Lebih lanjutnya kalau seandai CCTV masih Ada dalam rumah maka kejari langsung menyelamatkan barang bukti tersebut pasti akan ditemukan beberapa bukti vidionya ujar kepsek yang egan disebut namanya
Hal yang ditambahkan oleh kepsek yang egan dimediakan coba seandai kejari ambil tindakkan pencegahan mehilangkan barang bukti lain maka pak Soleman lende Dappa pasti kelihatan semua nya dividio waktu itu dia ganas meminta uang dan jatah dari dana bos ,tanpa sudah menjadi kekuatan buksi saksi juga dari uang transfer,serta vidio yang beredar di facebook,youtobe,dan dimedia insan Pers terkait dugaan korupsi oleh Pak Soleman lende Dappa
Lebih lanjut tegas kepsek agar Pak Soleman lende dappa jangan jadikan kami korban kami sebagai pengguna anggaran seharus otak intelektual dan otak profesional dalam dugaan Korupsi dana bos 12 M hingga T adalah pak Soleman Lende Dappa ,berdasarkan bukti BAP kami kepsek-kepsek yang melaporkan ke kejari Sumba Barat bahwa pelaku dugaan korupsi yakni Pak Soleman lende Dappa.

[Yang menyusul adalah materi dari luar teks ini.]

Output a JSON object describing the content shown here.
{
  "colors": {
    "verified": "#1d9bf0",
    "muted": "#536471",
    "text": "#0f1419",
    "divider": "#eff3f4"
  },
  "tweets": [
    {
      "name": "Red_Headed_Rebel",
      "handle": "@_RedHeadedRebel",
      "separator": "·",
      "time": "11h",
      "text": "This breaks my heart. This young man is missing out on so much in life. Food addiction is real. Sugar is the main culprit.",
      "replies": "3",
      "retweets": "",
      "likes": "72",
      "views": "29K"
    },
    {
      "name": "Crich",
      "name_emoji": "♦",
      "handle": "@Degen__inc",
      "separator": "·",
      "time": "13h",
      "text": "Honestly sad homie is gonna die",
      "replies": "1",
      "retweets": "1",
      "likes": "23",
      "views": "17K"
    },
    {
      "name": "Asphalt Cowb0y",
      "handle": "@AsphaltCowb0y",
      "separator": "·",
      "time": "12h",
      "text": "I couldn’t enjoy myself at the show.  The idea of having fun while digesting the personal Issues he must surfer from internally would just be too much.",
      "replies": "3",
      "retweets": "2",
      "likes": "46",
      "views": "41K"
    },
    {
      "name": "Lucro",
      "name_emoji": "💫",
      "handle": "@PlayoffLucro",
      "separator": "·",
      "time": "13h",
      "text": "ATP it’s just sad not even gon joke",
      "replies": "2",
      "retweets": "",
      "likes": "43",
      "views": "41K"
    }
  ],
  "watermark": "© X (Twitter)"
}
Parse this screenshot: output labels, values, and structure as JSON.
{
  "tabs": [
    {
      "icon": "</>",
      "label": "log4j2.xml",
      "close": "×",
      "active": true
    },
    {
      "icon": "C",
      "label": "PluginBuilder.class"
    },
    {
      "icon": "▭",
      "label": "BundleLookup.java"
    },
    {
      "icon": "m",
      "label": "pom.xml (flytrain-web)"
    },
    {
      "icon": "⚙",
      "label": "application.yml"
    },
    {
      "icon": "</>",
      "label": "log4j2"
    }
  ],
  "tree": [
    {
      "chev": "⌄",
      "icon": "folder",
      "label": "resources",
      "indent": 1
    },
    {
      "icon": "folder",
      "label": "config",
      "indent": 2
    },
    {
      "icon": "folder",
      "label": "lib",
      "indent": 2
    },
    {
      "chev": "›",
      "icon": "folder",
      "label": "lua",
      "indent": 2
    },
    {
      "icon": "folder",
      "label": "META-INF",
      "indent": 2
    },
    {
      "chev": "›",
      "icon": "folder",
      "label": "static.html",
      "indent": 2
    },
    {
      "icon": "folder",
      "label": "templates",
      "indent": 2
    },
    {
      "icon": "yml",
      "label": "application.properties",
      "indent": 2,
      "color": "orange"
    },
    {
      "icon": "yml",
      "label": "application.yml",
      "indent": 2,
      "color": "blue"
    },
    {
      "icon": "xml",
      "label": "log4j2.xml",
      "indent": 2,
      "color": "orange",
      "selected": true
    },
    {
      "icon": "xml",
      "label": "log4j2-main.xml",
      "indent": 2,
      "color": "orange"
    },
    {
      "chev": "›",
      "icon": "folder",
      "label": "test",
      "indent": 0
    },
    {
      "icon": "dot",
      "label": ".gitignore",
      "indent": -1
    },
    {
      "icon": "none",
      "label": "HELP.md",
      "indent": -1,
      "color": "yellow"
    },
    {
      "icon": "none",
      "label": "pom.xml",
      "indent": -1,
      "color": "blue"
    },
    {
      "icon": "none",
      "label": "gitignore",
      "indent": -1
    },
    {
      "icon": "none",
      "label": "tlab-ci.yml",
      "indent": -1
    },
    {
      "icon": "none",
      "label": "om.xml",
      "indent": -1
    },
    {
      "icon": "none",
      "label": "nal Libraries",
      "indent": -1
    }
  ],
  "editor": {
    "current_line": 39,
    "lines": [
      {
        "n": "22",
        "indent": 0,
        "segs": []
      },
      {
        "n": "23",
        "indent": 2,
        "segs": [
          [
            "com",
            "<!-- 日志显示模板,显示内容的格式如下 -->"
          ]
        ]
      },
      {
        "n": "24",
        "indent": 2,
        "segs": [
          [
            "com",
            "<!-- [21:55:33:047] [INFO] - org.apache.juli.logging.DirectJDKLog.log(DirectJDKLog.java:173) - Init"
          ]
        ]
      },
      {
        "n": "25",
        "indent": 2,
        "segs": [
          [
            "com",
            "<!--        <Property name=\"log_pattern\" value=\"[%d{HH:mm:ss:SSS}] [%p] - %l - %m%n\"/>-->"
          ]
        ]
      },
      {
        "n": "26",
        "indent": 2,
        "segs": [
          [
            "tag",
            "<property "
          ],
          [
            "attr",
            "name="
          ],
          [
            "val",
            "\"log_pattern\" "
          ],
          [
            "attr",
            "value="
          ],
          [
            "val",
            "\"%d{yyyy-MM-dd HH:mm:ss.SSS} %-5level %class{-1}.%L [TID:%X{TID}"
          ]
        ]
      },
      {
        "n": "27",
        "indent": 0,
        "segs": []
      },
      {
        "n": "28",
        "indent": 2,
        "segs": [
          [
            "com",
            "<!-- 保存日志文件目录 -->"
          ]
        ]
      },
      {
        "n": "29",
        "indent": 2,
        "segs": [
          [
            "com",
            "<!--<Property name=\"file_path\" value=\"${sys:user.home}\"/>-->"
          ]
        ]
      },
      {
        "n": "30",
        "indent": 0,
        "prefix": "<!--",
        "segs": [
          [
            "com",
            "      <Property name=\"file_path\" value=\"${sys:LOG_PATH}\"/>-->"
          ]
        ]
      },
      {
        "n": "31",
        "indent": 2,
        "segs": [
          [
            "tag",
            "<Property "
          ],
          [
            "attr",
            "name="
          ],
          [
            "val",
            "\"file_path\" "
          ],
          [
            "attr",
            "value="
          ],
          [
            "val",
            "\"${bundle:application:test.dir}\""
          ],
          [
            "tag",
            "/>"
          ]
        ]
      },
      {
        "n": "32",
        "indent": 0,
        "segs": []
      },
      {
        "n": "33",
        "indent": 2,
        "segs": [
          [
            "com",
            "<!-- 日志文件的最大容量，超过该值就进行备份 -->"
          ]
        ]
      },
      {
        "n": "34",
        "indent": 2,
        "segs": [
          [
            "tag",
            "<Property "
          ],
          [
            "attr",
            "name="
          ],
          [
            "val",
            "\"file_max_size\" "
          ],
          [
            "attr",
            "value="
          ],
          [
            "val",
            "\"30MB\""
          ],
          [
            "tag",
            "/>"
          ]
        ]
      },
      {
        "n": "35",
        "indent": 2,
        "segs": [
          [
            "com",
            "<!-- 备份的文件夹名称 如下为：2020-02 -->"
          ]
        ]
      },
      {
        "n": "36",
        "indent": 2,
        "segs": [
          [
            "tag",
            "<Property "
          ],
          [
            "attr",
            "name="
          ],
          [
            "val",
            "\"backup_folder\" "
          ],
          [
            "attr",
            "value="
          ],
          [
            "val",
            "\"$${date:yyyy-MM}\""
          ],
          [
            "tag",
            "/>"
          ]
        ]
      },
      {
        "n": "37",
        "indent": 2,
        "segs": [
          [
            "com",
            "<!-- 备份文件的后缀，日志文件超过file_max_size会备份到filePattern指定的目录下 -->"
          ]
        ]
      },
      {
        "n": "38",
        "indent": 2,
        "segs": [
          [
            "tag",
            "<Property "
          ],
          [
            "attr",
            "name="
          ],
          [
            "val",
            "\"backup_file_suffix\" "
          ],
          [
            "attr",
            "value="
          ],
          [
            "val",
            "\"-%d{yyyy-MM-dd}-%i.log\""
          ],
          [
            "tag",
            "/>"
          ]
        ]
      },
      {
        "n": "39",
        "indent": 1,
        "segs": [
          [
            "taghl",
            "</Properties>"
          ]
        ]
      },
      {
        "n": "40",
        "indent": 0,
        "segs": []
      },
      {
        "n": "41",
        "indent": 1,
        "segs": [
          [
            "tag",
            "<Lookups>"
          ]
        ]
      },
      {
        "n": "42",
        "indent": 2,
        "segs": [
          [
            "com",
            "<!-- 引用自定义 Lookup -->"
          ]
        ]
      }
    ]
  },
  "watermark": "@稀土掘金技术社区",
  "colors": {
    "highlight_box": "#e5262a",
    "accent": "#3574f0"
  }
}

Hal ini dipertegas oleh kepsek-kepsek kejari sumba barat harus memberikan status pak Soleman lende dappa sebagai tersangka bukan sebagai saksi lagi,serta naikkan status BAP nya ke level P 21.
Bukan sebagai saksi lagi ujar kepsek-kepsek yang lain dan jangan cari tumbalkan lain seperti dinas P dan K maupun Pemda dan Bupati tegas Kepsek-kepsek
Pada tahun 2018 pernah tipikor melakukan turun ketempat kejadian perkara yakni menggledeh Oleh Badan pemeriksaan keuangan Negara (BPK) Di rumah pak SLD paka waktu itu ,dqn akhirnya dengan pandai pak SLD sengaja membakar rumah dan bahkan menurut tuturan kepsek yang egan disebut nama nya,bahkan ada dua kepsek yang turut andil dalam tindakan penyelamatan berkas
Hal yang membuat pak SLD luput tahun 2018, Dengan dugaan sengaja dibakar rumahnya pada tahun 2018 pada waktu itu,dan akhir nya publik hanya mengetahui kosleting lestrik saja pada waktu itu,ujarnya waktu diwawancara oleh media publik ,akan tetapi waktu itu memang sengaja dibakar demi keselamatan dari pemeriksaan BPK imbuhnya salah kepsek yang egan disebut namanya (Tim Redaksi)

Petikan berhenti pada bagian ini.